Flashinfer is supported on ROCm 6.4.1.

Supported devices#

Officially Supported: AMD Instinct™ MI300X

Use cases and recommendations#

This release of FlashInfer on ROCm provides the decode functionality for LLM inferencing. In the decode phase, tokens are generated sequentially, with the model predicting each new token based on the previously generated tokens and the input context.

FlashInfer on ROCm brings over upstream features such as load balancing, sparse and dense attention optimizations, and batching support, enabling efficient execution on AMD Instinct™ MI300X GPUs.

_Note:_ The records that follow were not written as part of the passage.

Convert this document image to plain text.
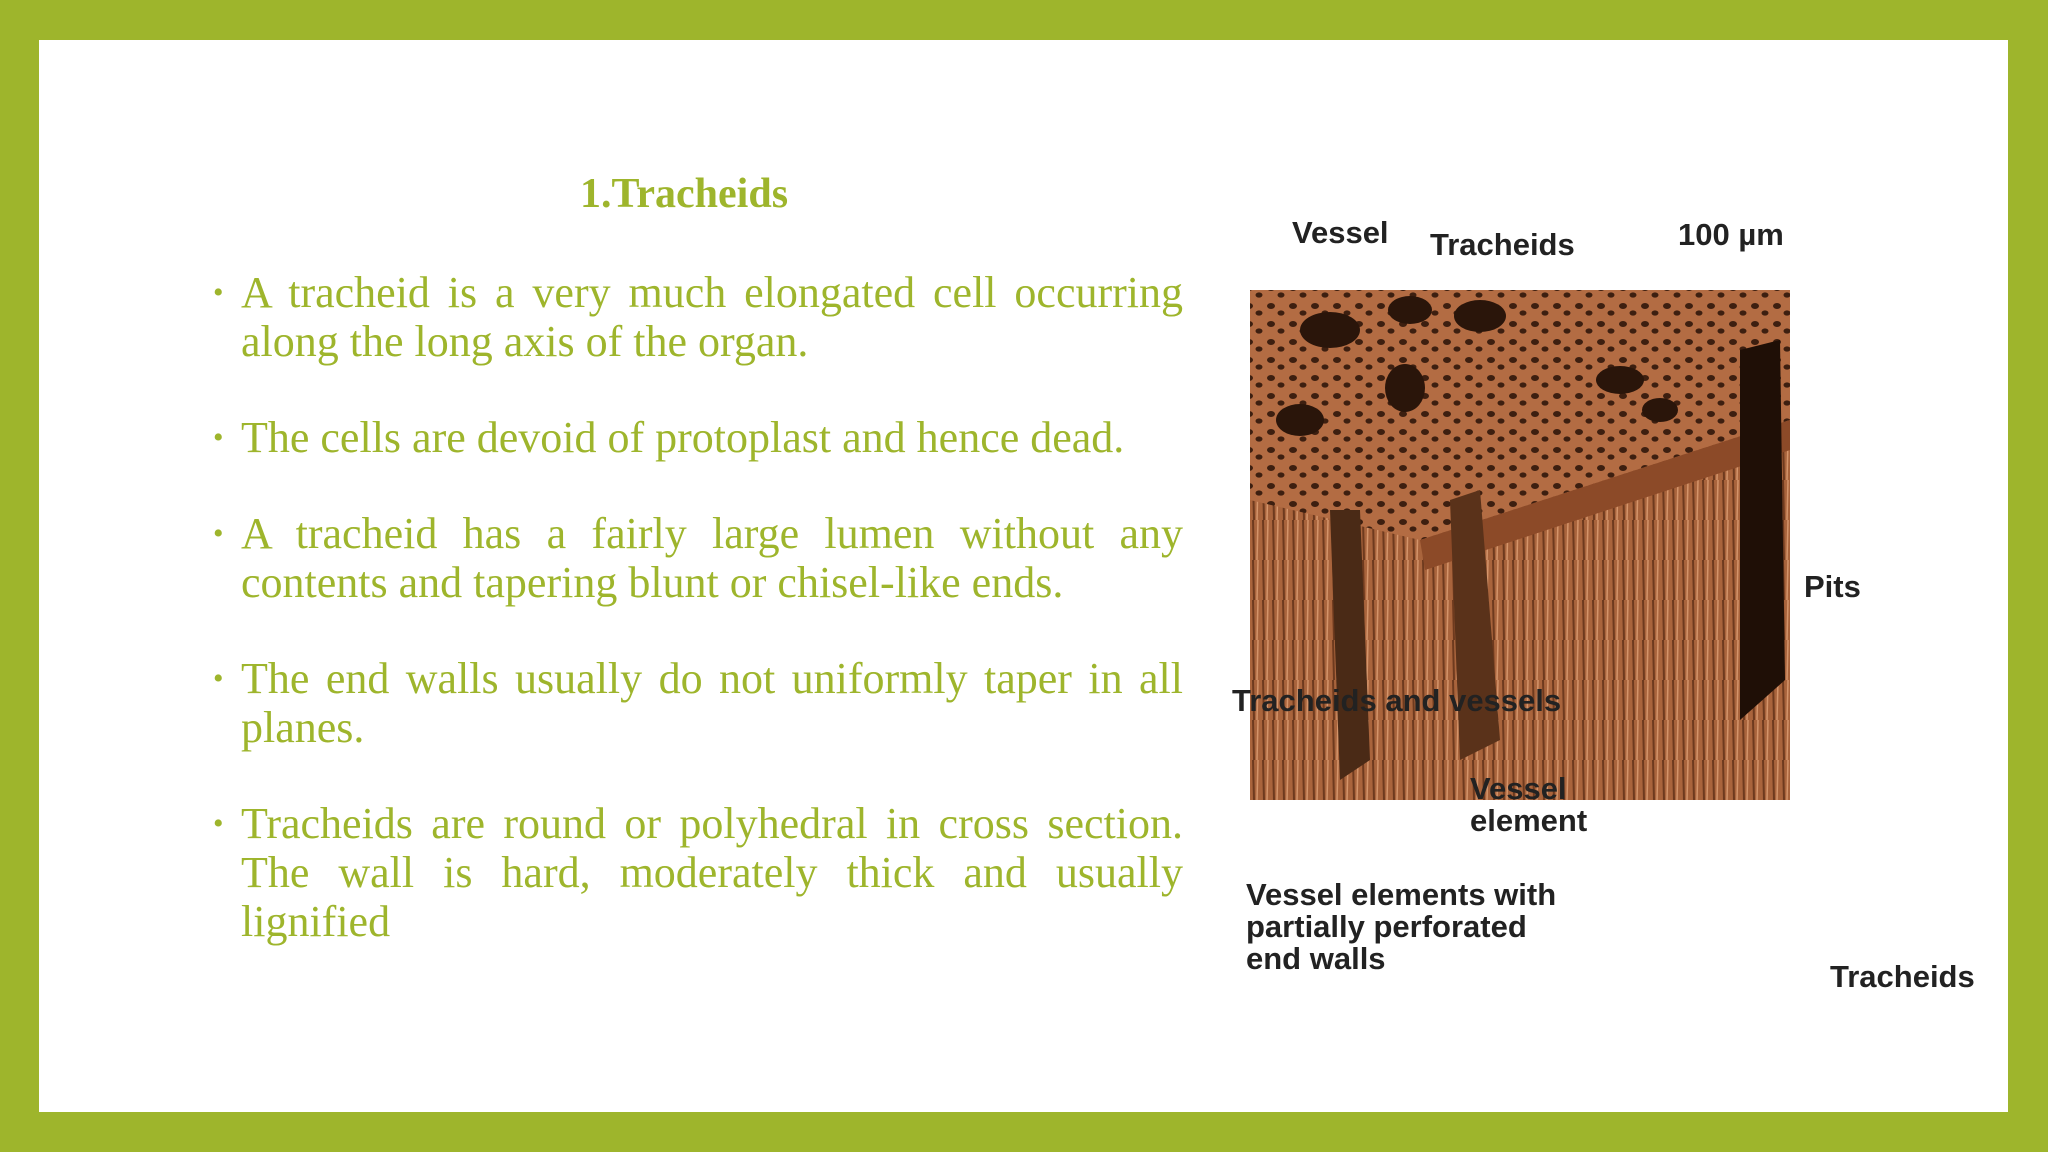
1.Tracheids
• A tracheid is a very much elongated cell occurring along the long axis of the organ.
• The cells are devoid of protoplast and hence dead.
• A tracheid has a fairly large lumen without any contents and tapering blunt or chisel-like ends.
• The end walls usually do not uniformly taper in all planes.
• Tracheids are round or polyhedral in cross section. The wall is hard, moderately thick and usually lignified
Vessel Tracheids	100 µm
Pits
Tracheids and vessels
Vessel
element
Vessel elements with
partially perforated
end walls
Tracheids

Because large LLMs often require substantial KV caches or long context windows, FlashInfer on ROCm also implements cascade attention from upstream to reduce memory usage.

For currently supported use cases and recommendations, refer to the AMD ROCm blog, where you can search for examples and best practices to optimize your workloads on AMD GPUs.

Docker image compatibility#

AMD validates and publishes ROCm FlashInfer images with ROCm and Pytorch backends on Docker Hub. The following Docker image tags and associated inventories represent the FlashInfer version from the official Docker Hub. The Docker images have been validated for ROCm 6.4.1. Click to view the image on Docker Hub.

Docker image	ROCm	FlashInfer	PyTorch	Ubuntu	Python
rocm/flashinfer	6.4.1	v0.2.5	2.7.1	24.04	3.12